アミちゃんと一緒に入居した飼い主の田中久夫さん(仮名、90歳代男性)は、長年、アミちゃんと“2人暮らし”をしていました。しかし、田中さんは認知症になり、生活能力が失われていきます。家事や買い物も難しくなり、近所の人が食べ物を差し入れてくれることで、かろうじて命をつないでいるような状態になってしまいました。

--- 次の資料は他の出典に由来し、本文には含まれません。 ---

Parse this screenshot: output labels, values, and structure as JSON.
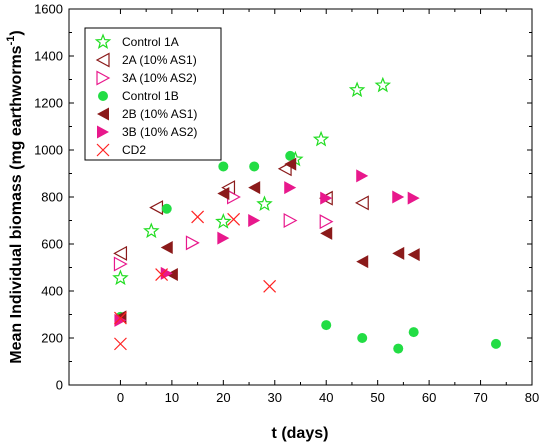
{
  "chart_data": {
    "type": "scatter",
    "xlabel": "t (days)",
    "ylabel_main": "Mean Individual biomass (mg earthworms",
    "ylabel_sup": "-1",
    "ylabel_close": ")",
    "xlim": [
      -10,
      80
    ],
    "ylim": [
      0,
      1600
    ],
    "xticks": [
      "0",
      "10",
      "20",
      "30",
      "40",
      "50",
      "60",
      "70",
      "80"
    ],
    "yticks": [
      "0",
      "200",
      "400",
      "600",
      "800",
      "1000",
      "1200",
      "1400",
      "1600"
    ],
    "legend_position": "top-left",
    "series": [
      {
        "name": "Control 1A",
        "marker": "star-open",
        "color": "#22dd22",
        "points": [
          [
            0,
            455
          ],
          [
            6,
            655
          ],
          [
            20,
            695
          ],
          [
            28,
            770
          ],
          [
            34,
            960
          ],
          [
            39,
            1045
          ],
          [
            46,
            1255
          ],
          [
            51,
            1275
          ]
        ]
      },
      {
        "name": "2A (10% AS1)",
        "marker": "triangle-left-open",
        "color": "#8b1a1a",
        "points": [
          [
            0,
            560
          ],
          [
            7,
            755
          ],
          [
            21,
            840
          ],
          [
            32,
            920
          ],
          [
            40,
            795
          ],
          [
            47,
            775
          ]
        ]
      },
      {
        "name": "3A (10% AS2)",
        "marker": "triangle-right-open",
        "color": "#e8188c",
        "points": [
          [
            0,
            515
          ],
          [
            14,
            605
          ],
          [
            22,
            800
          ],
          [
            33,
            700
          ],
          [
            40,
            695
          ]
        ]
      },
      {
        "name": "Control 1B",
        "marker": "circle",
        "color": "#22dd44",
        "points": [
          [
            0,
            290
          ],
          [
            9,
            750
          ],
          [
            20,
            930
          ],
          [
            26,
            930
          ],
          [
            33,
            975
          ],
          [
            40,
            255
          ],
          [
            47,
            200
          ],
          [
            54,
            155
          ],
          [
            57,
            225
          ],
          [
            73,
            175
          ]
        ]
      },
      {
        "name": "2B (10% AS1)",
        "marker": "triangle-left",
        "color": "#8b1a1a",
        "points": [
          [
            0,
            290
          ],
          [
            9,
            585
          ],
          [
            10,
            470
          ],
          [
            20,
            815
          ],
          [
            26,
            840
          ],
          [
            33,
            940
          ],
          [
            40,
            645
          ],
          [
            47,
            525
          ],
          [
            54,
            560
          ],
          [
            57,
            555
          ]
        ]
      },
      {
        "name": "3B (10% AS2)",
        "marker": "triangle-right",
        "color": "#e8188c",
        "points": [
          [
            0,
            275
          ],
          [
            9,
            475
          ],
          [
            20,
            625
          ],
          [
            26,
            700
          ],
          [
            33,
            840
          ],
          [
            40,
            795
          ],
          [
            47,
            890
          ],
          [
            54,
            800
          ],
          [
            57,
            795
          ]
        ]
      },
      {
        "name": "CD2",
        "marker": "x",
        "color": "#ff2222",
        "points": [
          [
            0,
            175
          ],
          [
            0,
            285
          ],
          [
            8,
            470
          ],
          [
            15,
            715
          ],
          [
            22,
            705
          ],
          [
            29,
            420
          ]
        ]
      }
    ]
  }
}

田中さんが住む市の福祉課職員は、このままでは田中さんが餓死や凍死してしまうことを本気で心配していました。餓死と聞くと意外に感じる人が多いでしょうが、認知症の独居高齢者が餓死をすることは決して珍しいことではないのです。とは言っても、経済的理由によるものではありません。お金があっても、食べ物を買ったり、管理したりすることができないためです。中には認知症のために、食べるということが理解できなくなるケースもあります。
凍死は、暖房器具を扱うことができなくなるためです。認知症の高齢者が火を扱うことは危ないので、家族や周囲の人がストーブ類を撤去するのはよくあることです。高齢者を守るためには仕方がないのです。ストーブの類がなくなると、エアコンだけが頼りなのですが、認知症のせいでエアコンの扱いができない場合があります。他の人がタイマーを設定しても、リモコンをいじって、うまく作動しなくしてしまうのです。その結果、暖房のない冷え切った部屋で凍死してしまう、ということが起きます。
おそらく、これからは、同様の理由で、熱中症で亡くなる認知症高齢者も増えると思います。
市の職員は、このような事情で、田中さんの餓死や凍死を心配して、特別養護老人ホームへの入居を勧めていましたが、田中さんは拒否していました。
その理由はもちろん、アミちゃんと離れたくない、ということです。
アミちゃんを置いてはどこにもいかないと、老人ホーム入居を頑として拒んでいたのです。
認知症になって、いろいろなことがわからなくなっても、アミちゃんへの強い思いだけは揺るぎませんでした。食事の時、田中さんは、差し入れてもらったお総菜やお弁当を、まずアミちゃんに食べさせます。そして残った物を自分が食べていたほどです。何よりもアミちゃんが大切だったのです。